Happy Hour with the Valley of the Sun A&M Club
The Aggies of the Phoenix area have this game-watch party thing down to a science.
With the raffles and sales they hold during Aggie football games, the Valley of the Sun A&M Club raises enough money to provide a Maricopa County student with $1,000 per semester to attend Texas A&M.
And any member of the Club can host the whole thing, with the complete kit stored in a rolling tool chest. Merchandise and swag like Valley of the Sun A&M Club T-shirts, receipts, record-keeping — it’s all in there, and any officer or member who hosted the last event can just drop it off to whoever’s hosting the next one.
“To give officers breaks, we try to ask volunteers to host like one event,” says Ann Johnson ’08, the Club’s social chair for the past several years. It gets people involved quickly, and doesn’t require a year-long commitment. “It’s just, ‘Can you come to this game and host it? Which game do you know you’re going to be at?’” Ann says. They even get the little kids involved by getting them to pick the raffle winners.
We met up with them Aug. 30 for dinner at the Social Tap in Scottsdale, which is where their watch party will be held Sept. 3 for the UCLA game. During A&M’s first game last year, they raised $380 for their scholarship with the raffle and merchandise sales.
Valley of the Sun A&M Club
- Upcoming event: UCLA game watch party, Social Tap Scottsdale
- Facebook: facebook.com/groups/252632928096458/
- Chartered: Jan. 18, 1978
- Aggies in area: 1,576
- Officer contact info: AggieNetwork.com/club-page/vosaz
Sandy Ballesteros ’01 has hosted a lot of the watch parties. She says, “When I first moved to Arizona (in 2015), I didn’t know anyone, and the first thing I did was look up the A&M Club. And that has been my family.” She’d been doing recruiting and membership work for the Capital City A&M Club in Austin, and says the Phoenix-area Club made it really easy to get involved. The first event she went to was an officer meeting posted online, and she jumped right in.
Club President Brad Diemer ’92 says, “We’re very informal here. Basically, you raise your hand, you volunteer here, you’re in.” He’s been president for “the past five or six years — we’re not counting!”
The Club hosts about 85 or 90 for Musters, with its most recent Muster selling out a whole barbecue restaurant. Club game-watching events can pull 100 people.
Brad says, “The big games bring people, and the problem we have here is the weather gets good. Come October, people get busy on the weekends” with hiking, nature, golf and other outdoor pursuits.
“We have nine months here when you can’t find better weather, and who wants to be inside?”
The Club is good at what it does best. “We don’t have a big fundraiser like a golf tournament; we would need the volunteers to do that,” Brad says. “We haven’t pursued this organization to make it a big organization; we pursued it to make it a functional organization. And it functions — it brings people together.”

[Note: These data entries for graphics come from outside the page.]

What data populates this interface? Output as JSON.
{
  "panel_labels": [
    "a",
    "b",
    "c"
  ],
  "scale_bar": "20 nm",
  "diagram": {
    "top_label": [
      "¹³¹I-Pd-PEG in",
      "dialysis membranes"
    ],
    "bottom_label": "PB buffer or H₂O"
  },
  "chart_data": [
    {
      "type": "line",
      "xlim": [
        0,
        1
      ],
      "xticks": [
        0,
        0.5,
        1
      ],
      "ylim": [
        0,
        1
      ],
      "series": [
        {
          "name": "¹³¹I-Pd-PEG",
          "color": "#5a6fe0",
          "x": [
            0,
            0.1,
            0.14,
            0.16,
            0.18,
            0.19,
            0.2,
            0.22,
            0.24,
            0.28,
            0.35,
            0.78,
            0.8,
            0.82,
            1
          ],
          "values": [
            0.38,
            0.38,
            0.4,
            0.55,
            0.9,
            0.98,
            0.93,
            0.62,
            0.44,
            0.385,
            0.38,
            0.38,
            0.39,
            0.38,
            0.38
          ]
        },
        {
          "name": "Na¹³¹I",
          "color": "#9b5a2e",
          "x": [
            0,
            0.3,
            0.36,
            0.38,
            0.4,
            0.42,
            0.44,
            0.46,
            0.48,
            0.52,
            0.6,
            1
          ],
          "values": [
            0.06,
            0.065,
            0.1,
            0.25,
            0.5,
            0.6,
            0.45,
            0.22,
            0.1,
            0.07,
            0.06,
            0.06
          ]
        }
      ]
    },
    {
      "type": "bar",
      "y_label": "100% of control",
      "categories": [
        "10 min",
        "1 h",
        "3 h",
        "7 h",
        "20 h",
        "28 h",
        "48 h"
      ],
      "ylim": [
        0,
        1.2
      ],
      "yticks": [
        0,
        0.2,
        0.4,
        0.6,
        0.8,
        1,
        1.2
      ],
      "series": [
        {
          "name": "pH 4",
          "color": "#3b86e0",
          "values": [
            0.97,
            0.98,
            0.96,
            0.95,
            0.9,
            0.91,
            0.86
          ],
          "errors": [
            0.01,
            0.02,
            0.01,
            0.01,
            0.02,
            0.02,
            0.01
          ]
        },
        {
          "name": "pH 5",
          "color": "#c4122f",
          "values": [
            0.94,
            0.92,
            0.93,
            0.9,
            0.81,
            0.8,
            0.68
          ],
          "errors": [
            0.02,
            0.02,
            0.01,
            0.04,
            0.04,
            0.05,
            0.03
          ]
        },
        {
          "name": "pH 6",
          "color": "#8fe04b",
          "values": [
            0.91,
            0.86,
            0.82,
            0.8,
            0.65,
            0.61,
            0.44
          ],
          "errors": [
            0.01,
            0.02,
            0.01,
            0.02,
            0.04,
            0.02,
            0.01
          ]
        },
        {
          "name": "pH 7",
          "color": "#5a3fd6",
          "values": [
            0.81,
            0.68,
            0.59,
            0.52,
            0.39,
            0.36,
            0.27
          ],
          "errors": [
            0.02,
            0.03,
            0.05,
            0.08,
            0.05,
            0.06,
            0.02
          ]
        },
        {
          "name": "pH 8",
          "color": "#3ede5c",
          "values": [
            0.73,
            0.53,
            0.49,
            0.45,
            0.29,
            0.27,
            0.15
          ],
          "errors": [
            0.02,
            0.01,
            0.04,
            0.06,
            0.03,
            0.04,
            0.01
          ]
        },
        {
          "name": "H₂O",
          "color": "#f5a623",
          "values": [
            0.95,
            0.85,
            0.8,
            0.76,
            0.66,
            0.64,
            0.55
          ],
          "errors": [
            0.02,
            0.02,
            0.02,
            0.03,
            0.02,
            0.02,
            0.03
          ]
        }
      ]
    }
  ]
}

There are no membership fees. Ann says, “Phoenix is very transient, people moving in and out, and it makes it very hard for the Club to have a core,” as does the size of the metro area; it can take an hour to an hour and a half to get from the northwest to southeast regions. The Club tries to hold events near the center.
“One of the reasons I joined, when I first was coming to events, i felt new in town, i felt on the outside and I was so driven by not wanting others to have that experience that I got involved,” Ann says.
“I work every single event. I go around and and shake everyone’s hand and make sure that Aggie spirit is there.
“Because you know, we may all be Aggies, but some of us are shy!”